Beynimde tümörün büyüdüğünü ve ameliyat olmam gerektiğini öğrendiğim gün eşim ve ben büyük bir şoka girdik. Bu konuda uzman doktor nerede idi, ne yapmamız gerekiyordu? Ameliyat riskleri nelerdi? Pek çok soru yanıt bekliyordu adeta. İşte böyle çaresiz ve korku içinde olduğumuz bir anda oğlu nörolog olan bir arkadaşımdan, oğlu ile görüşmek ve birkaç konuda bilgi almak istediğimize dair rica mesajı attım. Sonuç istediğim gibi olmadı, ne arayan ne de soran oldu. Bu durum beni gerçekten üzdü ve sonra neden üzüldüğüme dair derinlemesine düşünmeye başladım. Eğer her şey benim içim oluyorsa ve evrenin bana verdiği her ilişkinin içinde almam gereken bir ders ve ruhsal büyüme olanağı var ise neden böyle olmuştu ve içinde yatan sihirli inci nerede idi?
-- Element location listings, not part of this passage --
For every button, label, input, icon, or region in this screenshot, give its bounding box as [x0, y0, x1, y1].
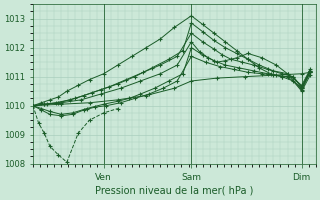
- X-axis label: Pression niveau de la mer( hPa ): Pression niveau de la mer( hPa ): [95, 186, 253, 196]
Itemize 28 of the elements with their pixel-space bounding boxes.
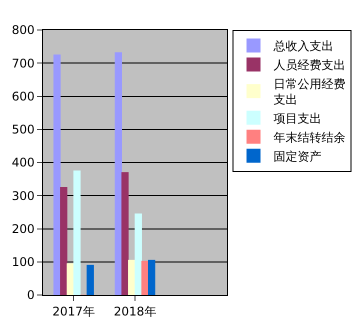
bar bbox=[53, 54, 61, 295]
bar bbox=[121, 172, 129, 295]
legend-label: 项目支出 bbox=[274, 111, 322, 126]
y-tick-label: 400 bbox=[12, 156, 35, 170]
y-tick-label: 0 bbox=[26, 288, 35, 302]
legend-label: 日常公用经费支出 bbox=[274, 76, 346, 107]
bar bbox=[66, 263, 74, 295]
bar bbox=[134, 214, 142, 295]
legend-label: 年末结转结余 bbox=[274, 130, 346, 144]
x-tick-label: 2018年 bbox=[114, 304, 156, 318]
bar bbox=[60, 187, 68, 295]
legend-label: 总收入支出 bbox=[272, 39, 334, 54]
y-tick-label: 500 bbox=[12, 122, 35, 137]
y-tick-label: 100 bbox=[12, 255, 35, 270]
bar bbox=[141, 260, 149, 295]
bar bbox=[128, 260, 136, 295]
bar bbox=[86, 264, 94, 295]
legend-label: 固定资产 bbox=[274, 149, 322, 164]
y-tick-label: 200 bbox=[12, 222, 35, 236]
bar bbox=[114, 52, 122, 295]
x-tick-label: 2017年 bbox=[52, 304, 95, 318]
y-tick-label: 700 bbox=[12, 56, 35, 70]
legend-label: 人员经费支出 bbox=[274, 58, 346, 72]
bar bbox=[148, 260, 156, 295]
y-tick-label: 600 bbox=[12, 89, 35, 104]
bar bbox=[73, 170, 81, 295]
y-tick-label: 800 bbox=[12, 23, 35, 38]
y-tick-label: 300 bbox=[12, 188, 35, 203]
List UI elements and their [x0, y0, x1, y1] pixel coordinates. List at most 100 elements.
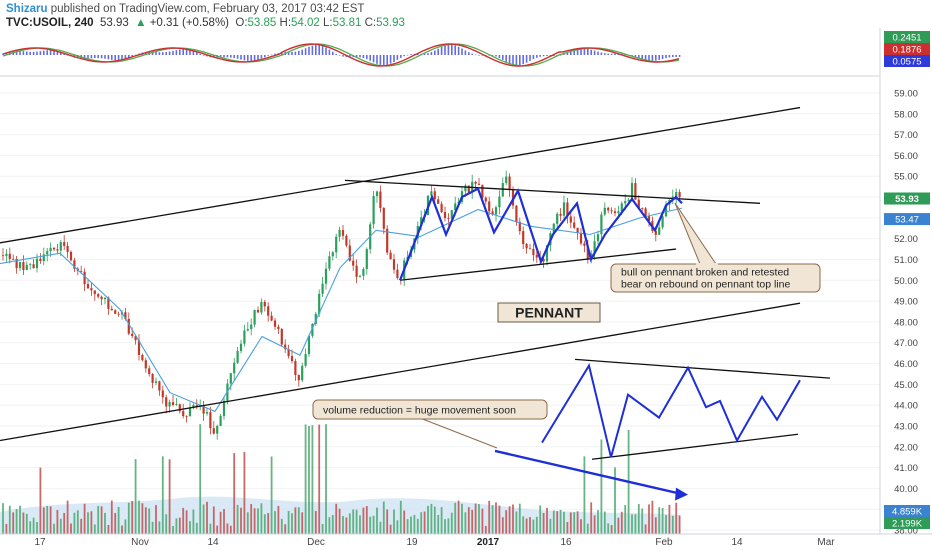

Kendine Değer Verme ve Sınırlarını Koruma
Dış dünyadan yani o kişilerden desteğe ihtiyacım olduğunu sandığım anda bu ihtiyacım karşılanmadı, karşılanmaması gerekiyordu. Nerden mi biliyorum çünkü egomun istediği gibi olmamıştı aslında. Bu durum duygusal olarak incinmeme neden olmuş olsa da bu deneyim bana kendi ihtiyaçlarımı kendim sağlamanın ve duygusal sınırlarımı korumanın önemini hatırlattı. Kendimi herhangi bir ilişki veya durum için üzmek yerine, kendi refahımı ön planda tutmayı öğretti. Bu da dış dünyaya bakış açımı ve beklentilerimi değiştirerek sağlıklı ilişkiler kurmama ve duygusal olarak güçlü kalmama yardımcı oldu.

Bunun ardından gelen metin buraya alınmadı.